I discovered very early on that my parents did a good job of this. Though times were often tough, they always saw the silver lining in their circumstances. Perhaps what they actually saw was God watching over them. Even when my young dad faced his own passing, he referenced this God who would see to everything for us and for him. As for me, knowing that God understands even when others don’t has sustained me through many a trial and tribulation.

You know, when Mary and Joseph first took Jesus to the temple, they planted the seeds of Jesus lifelong relationship with his faith community and with God. When we introduce our children to God, our efforts are no less important. However we relate to our Maker, let’s share this with our kids.

Dear God, thank you for reaching out to us in such a variety of ways. Help us to share the treasure of knowing you with our children.

©2019 Mary Penich – All Rights Reserved

Thank You, God!

Give thanks to God;
bless God’s name for God is good:
our God whose kindness endures forever…

From Psalm 100:4-5

Because I’ll be a guest today, I have more time than usual to list the many reasons I have to be grateful. My family tops the list. That I married was a huge surprise to me. That my husband and I have children is a miracle, literally, according to our doctors. I’m grateful that my parents shared God with me through their practical day-to-day lives. They appreciated God’s love. Their resulting ability to weather any storm taught me to do the same.

I appreciate God’s love, too. When in doubt, I turn to Jesus who insisted that God loves us as we are with all of our human frailties. Though Jesus provided a lifetime of very good example, he also assured us that God expects only what we are able to do, nothing more. Jesus spent his time with the seemingly unworthy. Jesus loved the poor in spirit and the materially poor. He always made time for them. Actually, Jesus made time for anyone who sought him out. In the end, Jesus endured crucifixion because he knew something better would follow very soon afterward. The best news is that this “something better” awaits us all.

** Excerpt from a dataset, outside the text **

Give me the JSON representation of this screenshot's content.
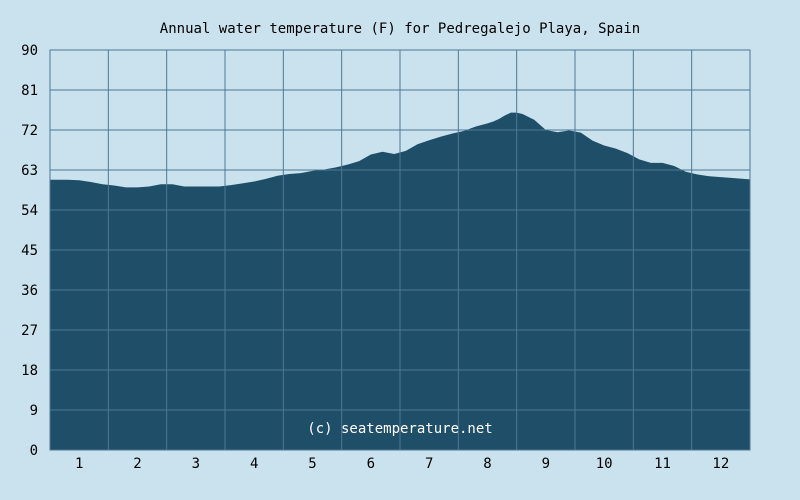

On this Thanksgiving Day, I give thanks for my family and for the opportunities they give me to share God’s love in the best of ways. I give thanks for my work here at home and everywhere I encounter those God has given me to love. I give thanks for the opportunity to write and for those who take the time to read my humble words. I give thanks for Jesus who revealed God’s wonder to our weary world. Most of all, I gives thanks for God who makes it all worthwhile.

Happy Thanksgiving!

Generous God, thank you for everything, especially your amazing plans for each one of us.